The garden consists of the following elements:
the long walk and music pavilion
the dovecote enclosure
the vegetable garden (potager)
the entrance and stable courtyards
The long walk and music pavilion form the largest part of the garden, and include box parterres with forms of birds inspired by Magritte, Braque and Matisse, ‘erables de Montpellier (Acer monspessulanum), oaks and ashes, medlars, bulbs including narcissus, tulips and cardoons. Around the pavilion there are collections of Bourbon and Gallica roses.
The dovecote enclosure includes clipped yew (Taxus baccata), a collection of peonies, topiaries of Portuguese laurel, Osmanthus burkwoodii, figs, hollyhocks, cistus, hemerocallis, and eremurus, as well as more roses.

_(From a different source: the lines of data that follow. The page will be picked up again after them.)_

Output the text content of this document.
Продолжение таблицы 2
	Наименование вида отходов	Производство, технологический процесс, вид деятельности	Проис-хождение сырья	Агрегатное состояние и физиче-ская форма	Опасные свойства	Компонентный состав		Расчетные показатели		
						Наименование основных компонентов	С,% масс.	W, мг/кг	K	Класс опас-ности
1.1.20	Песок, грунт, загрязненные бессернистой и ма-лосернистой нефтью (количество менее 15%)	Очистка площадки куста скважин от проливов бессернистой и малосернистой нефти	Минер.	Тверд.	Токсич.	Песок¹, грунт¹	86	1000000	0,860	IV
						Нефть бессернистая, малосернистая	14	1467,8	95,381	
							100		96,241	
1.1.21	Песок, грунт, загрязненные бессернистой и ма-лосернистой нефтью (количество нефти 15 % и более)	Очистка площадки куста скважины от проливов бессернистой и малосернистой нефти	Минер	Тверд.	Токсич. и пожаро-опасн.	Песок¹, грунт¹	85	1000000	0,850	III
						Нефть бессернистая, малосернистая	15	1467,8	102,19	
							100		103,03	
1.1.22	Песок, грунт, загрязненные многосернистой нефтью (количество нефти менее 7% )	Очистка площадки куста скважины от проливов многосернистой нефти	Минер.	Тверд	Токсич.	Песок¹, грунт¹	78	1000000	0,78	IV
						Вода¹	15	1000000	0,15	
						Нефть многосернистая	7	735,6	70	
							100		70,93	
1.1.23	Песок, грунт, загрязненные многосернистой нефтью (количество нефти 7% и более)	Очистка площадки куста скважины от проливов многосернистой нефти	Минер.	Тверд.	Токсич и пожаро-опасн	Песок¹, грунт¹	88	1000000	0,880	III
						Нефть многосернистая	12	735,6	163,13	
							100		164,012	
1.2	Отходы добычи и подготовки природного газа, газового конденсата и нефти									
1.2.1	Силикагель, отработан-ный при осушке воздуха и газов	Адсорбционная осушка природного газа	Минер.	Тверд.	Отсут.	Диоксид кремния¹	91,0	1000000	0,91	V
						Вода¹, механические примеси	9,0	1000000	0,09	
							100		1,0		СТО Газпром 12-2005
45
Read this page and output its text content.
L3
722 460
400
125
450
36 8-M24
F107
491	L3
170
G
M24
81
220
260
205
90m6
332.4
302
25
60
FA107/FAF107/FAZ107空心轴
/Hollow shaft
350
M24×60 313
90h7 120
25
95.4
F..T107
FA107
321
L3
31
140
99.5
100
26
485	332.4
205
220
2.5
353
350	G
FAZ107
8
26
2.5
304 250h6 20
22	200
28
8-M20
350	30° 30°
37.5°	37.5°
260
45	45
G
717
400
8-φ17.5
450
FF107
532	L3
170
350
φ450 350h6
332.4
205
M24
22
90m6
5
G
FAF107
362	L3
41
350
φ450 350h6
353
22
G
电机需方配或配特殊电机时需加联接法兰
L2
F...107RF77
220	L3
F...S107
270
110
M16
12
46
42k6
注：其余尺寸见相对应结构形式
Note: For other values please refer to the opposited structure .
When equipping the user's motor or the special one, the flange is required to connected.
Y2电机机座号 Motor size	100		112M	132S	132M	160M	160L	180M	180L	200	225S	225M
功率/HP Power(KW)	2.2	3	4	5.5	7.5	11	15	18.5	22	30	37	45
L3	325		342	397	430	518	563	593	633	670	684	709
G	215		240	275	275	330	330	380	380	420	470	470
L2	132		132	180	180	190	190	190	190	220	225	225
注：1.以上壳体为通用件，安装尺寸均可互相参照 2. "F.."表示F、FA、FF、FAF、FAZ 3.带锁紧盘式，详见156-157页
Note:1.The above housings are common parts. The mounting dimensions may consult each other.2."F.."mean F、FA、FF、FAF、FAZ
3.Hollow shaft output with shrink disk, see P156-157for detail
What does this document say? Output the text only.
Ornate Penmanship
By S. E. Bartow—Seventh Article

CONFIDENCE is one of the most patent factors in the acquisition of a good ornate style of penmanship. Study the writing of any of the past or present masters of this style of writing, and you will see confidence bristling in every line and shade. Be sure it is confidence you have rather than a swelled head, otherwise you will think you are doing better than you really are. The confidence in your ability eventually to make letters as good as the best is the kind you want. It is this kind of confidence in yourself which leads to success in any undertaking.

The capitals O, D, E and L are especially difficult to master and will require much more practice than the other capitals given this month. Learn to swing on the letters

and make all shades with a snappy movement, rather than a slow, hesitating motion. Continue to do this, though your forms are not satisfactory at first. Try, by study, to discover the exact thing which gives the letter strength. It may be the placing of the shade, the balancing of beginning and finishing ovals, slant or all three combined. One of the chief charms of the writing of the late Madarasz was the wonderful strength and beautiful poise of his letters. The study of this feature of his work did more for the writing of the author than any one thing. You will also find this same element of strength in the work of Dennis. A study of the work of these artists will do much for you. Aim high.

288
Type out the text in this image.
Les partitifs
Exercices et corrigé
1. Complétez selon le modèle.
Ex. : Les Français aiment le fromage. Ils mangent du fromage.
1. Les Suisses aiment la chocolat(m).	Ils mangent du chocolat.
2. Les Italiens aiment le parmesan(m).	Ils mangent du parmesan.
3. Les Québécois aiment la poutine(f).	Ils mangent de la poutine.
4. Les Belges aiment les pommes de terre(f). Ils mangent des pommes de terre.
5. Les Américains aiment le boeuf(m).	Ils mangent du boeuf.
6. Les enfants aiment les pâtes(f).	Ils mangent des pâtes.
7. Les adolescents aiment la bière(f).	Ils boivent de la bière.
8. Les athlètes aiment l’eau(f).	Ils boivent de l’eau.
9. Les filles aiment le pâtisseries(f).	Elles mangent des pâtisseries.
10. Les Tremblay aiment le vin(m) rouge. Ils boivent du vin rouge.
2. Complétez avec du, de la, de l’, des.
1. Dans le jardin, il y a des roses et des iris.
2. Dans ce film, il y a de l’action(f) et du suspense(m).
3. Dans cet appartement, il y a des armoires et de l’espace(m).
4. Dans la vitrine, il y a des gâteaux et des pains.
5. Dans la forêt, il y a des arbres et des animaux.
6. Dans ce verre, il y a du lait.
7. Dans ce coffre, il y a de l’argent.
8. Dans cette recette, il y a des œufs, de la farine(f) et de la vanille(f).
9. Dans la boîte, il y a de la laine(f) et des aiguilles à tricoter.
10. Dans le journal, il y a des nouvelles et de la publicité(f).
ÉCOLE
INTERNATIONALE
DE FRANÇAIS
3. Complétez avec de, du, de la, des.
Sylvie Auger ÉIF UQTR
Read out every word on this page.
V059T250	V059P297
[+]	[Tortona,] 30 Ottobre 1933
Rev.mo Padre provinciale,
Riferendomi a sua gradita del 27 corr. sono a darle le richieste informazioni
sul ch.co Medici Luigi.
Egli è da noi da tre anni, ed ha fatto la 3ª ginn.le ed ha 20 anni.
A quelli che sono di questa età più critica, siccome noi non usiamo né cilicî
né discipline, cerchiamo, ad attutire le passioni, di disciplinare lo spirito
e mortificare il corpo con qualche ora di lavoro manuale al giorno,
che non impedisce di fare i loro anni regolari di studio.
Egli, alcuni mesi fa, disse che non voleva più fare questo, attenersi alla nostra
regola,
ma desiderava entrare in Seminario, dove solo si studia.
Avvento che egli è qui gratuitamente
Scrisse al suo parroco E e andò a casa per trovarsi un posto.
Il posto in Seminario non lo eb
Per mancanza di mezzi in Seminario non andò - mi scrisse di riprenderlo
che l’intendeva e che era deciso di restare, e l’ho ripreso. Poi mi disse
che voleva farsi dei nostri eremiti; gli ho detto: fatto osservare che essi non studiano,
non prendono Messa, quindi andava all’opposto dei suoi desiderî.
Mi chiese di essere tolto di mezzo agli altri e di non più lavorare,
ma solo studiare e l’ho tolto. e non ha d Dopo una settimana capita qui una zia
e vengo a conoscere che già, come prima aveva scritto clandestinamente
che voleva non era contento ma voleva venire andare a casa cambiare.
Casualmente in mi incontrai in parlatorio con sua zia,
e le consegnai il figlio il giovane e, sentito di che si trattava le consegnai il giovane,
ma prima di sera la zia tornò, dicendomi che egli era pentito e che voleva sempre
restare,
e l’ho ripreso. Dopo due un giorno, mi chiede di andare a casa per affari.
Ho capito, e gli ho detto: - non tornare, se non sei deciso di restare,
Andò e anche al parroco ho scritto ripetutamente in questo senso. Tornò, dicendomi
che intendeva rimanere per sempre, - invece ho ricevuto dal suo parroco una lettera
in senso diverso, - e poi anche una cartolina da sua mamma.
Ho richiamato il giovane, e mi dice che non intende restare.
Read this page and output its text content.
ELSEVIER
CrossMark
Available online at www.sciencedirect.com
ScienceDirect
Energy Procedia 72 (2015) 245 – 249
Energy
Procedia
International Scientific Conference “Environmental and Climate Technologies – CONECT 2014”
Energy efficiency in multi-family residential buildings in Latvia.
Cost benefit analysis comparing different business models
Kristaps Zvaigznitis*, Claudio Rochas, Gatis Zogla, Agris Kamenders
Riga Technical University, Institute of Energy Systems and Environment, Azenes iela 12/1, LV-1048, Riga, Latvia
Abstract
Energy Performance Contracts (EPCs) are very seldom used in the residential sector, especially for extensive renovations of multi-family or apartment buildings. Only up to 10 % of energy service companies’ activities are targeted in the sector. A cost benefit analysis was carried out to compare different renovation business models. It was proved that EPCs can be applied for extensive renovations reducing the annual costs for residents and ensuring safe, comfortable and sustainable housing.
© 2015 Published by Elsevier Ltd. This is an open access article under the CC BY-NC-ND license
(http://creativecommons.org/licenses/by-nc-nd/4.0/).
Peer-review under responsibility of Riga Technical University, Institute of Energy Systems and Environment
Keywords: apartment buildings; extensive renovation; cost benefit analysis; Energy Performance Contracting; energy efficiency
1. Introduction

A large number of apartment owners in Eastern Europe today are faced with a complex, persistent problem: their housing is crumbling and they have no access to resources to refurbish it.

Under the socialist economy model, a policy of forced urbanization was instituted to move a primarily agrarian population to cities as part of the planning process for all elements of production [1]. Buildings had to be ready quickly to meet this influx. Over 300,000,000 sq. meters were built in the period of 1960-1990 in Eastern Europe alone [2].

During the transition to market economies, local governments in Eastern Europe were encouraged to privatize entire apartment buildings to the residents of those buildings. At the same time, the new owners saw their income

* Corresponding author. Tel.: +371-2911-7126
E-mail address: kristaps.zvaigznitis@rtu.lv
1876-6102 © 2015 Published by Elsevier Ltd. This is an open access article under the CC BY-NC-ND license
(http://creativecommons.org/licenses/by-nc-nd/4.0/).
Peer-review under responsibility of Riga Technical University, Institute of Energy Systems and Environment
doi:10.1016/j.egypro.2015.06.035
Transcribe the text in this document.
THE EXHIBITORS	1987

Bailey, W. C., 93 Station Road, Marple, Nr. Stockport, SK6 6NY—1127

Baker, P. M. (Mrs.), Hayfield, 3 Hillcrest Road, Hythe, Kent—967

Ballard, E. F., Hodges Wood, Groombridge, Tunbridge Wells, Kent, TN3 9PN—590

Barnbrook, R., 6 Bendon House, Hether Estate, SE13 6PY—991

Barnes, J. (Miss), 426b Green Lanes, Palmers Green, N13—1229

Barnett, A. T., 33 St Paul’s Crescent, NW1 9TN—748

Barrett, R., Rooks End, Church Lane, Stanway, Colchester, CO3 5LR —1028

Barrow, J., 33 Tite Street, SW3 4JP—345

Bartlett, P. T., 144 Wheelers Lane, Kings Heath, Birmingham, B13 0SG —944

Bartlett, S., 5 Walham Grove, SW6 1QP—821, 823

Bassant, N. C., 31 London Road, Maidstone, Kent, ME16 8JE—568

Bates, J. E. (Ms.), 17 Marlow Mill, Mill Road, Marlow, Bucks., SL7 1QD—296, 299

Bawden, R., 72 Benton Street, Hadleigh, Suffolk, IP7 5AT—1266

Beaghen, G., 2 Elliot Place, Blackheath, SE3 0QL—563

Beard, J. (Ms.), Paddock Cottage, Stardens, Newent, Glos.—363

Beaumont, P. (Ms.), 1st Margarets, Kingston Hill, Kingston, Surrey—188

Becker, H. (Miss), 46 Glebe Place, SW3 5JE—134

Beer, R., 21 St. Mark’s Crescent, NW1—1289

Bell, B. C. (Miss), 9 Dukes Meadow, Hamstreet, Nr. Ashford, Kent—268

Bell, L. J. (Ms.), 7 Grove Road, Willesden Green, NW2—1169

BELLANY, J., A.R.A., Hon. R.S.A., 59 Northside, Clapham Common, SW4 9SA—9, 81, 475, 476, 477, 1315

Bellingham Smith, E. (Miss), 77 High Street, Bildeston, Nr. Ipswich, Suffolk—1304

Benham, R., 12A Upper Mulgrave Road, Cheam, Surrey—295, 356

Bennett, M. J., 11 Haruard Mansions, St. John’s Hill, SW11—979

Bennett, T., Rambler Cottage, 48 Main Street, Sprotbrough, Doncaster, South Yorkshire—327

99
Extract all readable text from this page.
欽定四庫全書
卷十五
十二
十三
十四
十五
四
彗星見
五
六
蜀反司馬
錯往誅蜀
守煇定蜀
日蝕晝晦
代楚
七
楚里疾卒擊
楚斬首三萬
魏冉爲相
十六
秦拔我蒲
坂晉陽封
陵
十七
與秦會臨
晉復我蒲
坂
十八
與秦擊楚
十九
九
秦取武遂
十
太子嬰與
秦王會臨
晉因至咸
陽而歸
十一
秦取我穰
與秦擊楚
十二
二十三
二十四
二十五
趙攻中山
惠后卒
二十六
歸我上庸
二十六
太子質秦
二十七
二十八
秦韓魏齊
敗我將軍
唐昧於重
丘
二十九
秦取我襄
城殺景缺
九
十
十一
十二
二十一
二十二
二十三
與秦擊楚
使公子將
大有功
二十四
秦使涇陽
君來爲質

The large vegetable garden includes a baroque fountain, espaliered fruit trees and square beds of ,vegetables, as well as the roses Jacqueline du Pre, Souvenir du Docteur Jamain, Indian Blush, Blush noisette ballerina. There are more yew topiaries, hollyhocks, rhubarb and artichokes, further roses, and statues of spring and summer dating from 1820.
The entrance and stable courtyards adjacent to the chartreuse include a parterre with espaliered apples, camellias, beech hedges and more roses including Marechal Niel and Madame Herbert Stevens.
If you are in the area, I would thoroughly recommend a visit to this garden which is close to Limeuil and Tremolat, and open between mid April and the beginning of October from Wednesday to Sunday.